Wednesday, March 23, 2011

First proposal to create a program in Alaska Native languages at UAF

Here's a blast from the past. This document is the first proposal to the University of Alaska calling for the establishment of a program in Alaska Native Languages. It is dated Dec 1960. It would be twelve more years before the Alaska Native Language Center would be created by state legislation. Written by ANLC founder Michael Krauss, the memo recognizes the already extremely endangered status of Alaska's Native languages some 50 years ago, noting that "if the University does not initiate a linguistic research program soon, much of the data will be lost forever." The memo also recognizes the role of the University of Alaska in providing leadership and training in the field of Alaska Native languages.

See item G961K1960

Tuesday, March 22, 2011

Important new collection of comparative Athabaskan materials

Leer materials being processed

The Archive has just received an important new collection of Jeff Leer's notes on comparative Athabaskan-Eyak-Tlingit.
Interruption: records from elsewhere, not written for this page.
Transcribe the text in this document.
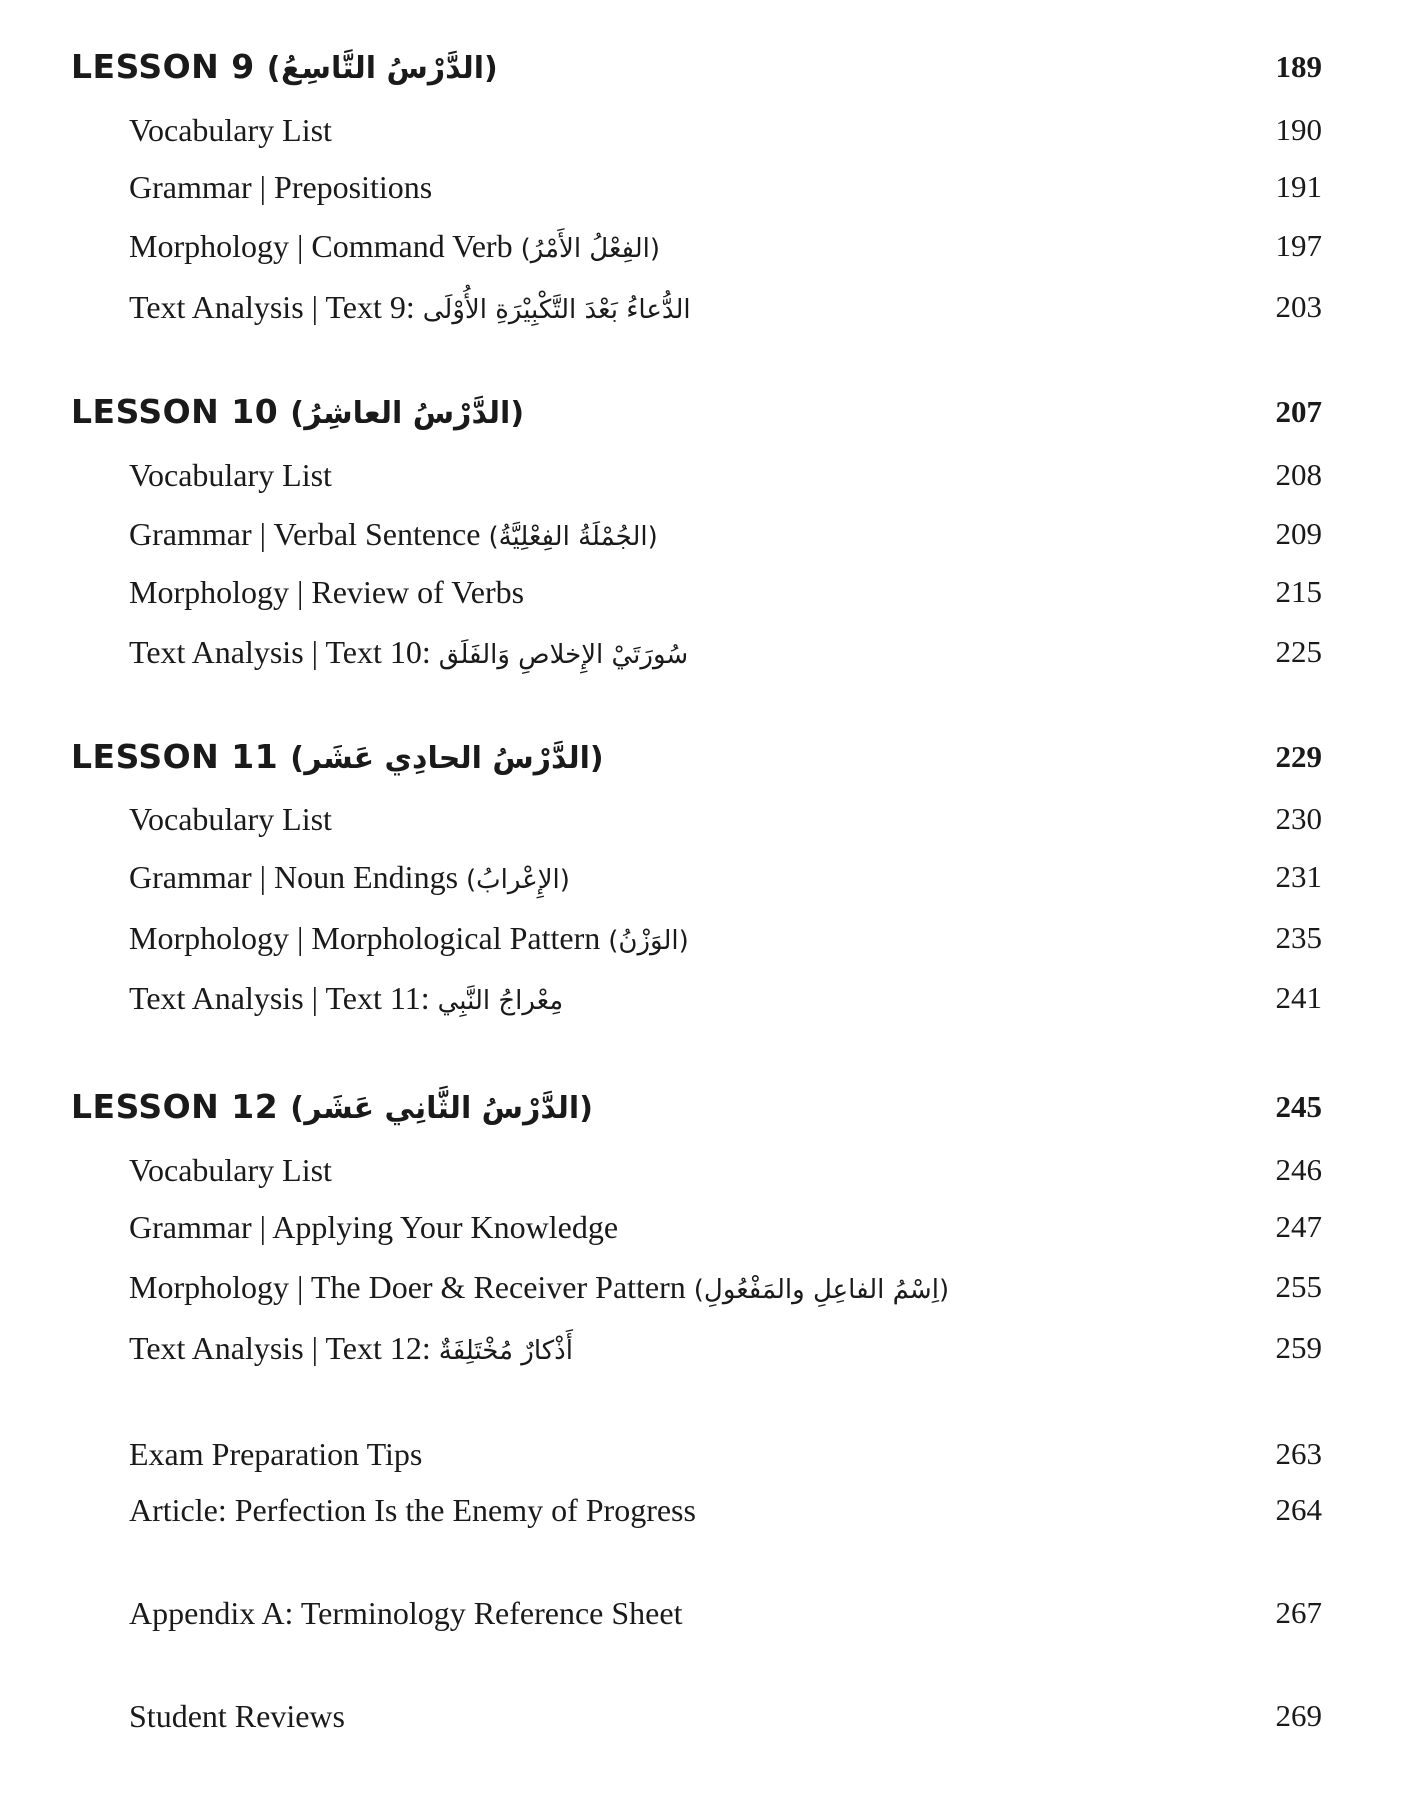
LESSON 9 (الدَّرْسُ التَّاسِعُ)	189
Vocabulary List	190
Grammar | Prepositions	191
Morphology | Command Verb (الفِعْلُ الأَمْرُ)	197
Text Analysis | Text 9: الدُّعاءُ بَعْدَ التَّكْبِيْرَةِ الأُوْلَى	203
LESSON 10 (الدَّرْسُ العاشِرُ)	207
Vocabulary List	208
Grammar | Verbal Sentence (الجُمْلَةُ الفِعْلِيَّةُ)	209
Morphology | Review of Verbs	215
Text Analysis | Text 10: سُورَتَيْ الإِخلاصِ وَالفَلَق	225
LESSON 11 (الدَّرْسُ الحادِي عَشَر)	229
Vocabulary List	230
Grammar | Noun Endings (الإِعْرابُ)	231
Morphology | Morphological Pattern (الوَزْنُ)	235
Text Analysis | Text 11: مِعْراجُ النَّبِي	241
LESSON 12 (الدَّرْسُ الثَّانِي عَشَر)	245
Vocabulary List	246
Grammar | Applying Your Knowledge	247
Morphology | The Doer & Receiver Pattern (اِسْمُ الفاعِلِ والمَفْعُولِ)	255
Text Analysis | Text 12: أَذْكارٌ مُخْتَلِفَةٌ	259
Exam Preparation Tips	263
Article: Perfection Is the Enemy of Progress	264
Appendix A: Terminology Reference Sheet	267
Student Reviews	269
These materials documents Leer's extensive work on reconstructing the history of the Athabaskan, Eyak, and Tlingit languages. Materials are scheduled to be scanned in April 2011. I'll post another announcement once the scanned materials are available.
"Tlingit onset deaspiration hypothesis"

Monday, March 21, 2011

ANLA in Goldmine

Lisa Smith providing on-site training in the
use of SirsiDynix WorkFlows
ANLA has joined the ranks of the libraries accessible through the UAF Goldmine catalog. If you search for books using Goldmine, you will see that one of the choices under "library" is UAF - Alaska Native Language Archive. Don't get too excited: there aren't any books listed there yet. ANLA staff are currently receiving training in cataloging and the use of the Goldmine system. Once this training is complete you will be able to search for certain ANLA materials using Goldmine. In the near term this service will be restricted to published materials such as books; manuscripts and recordings will remain searchable through our regular catalog interface.

Wednesday, March 2, 2011

New book: "We are our language"


We just acquired a copy of Barbra Meek's new book We Are Our Language: An Ethnography of Language Revitalization in a Northern Athabascan Community. It's a study of the sociolinguistics of language revitalization in Kaska, a Canadian Athabaskan language. Cataloged as CN001M2010.

Tuesday, March 1, 2011

Open Language Archive Community

After a several year hiatus, the Archive catalog is once again registered with the Open Language Archives Community (OLAC). This allows the catalog to be searched remotely via any service provider compliant with the OLAC protocol. In particular, users may search for Alaska Native language resources across a federation of dedicated language archives.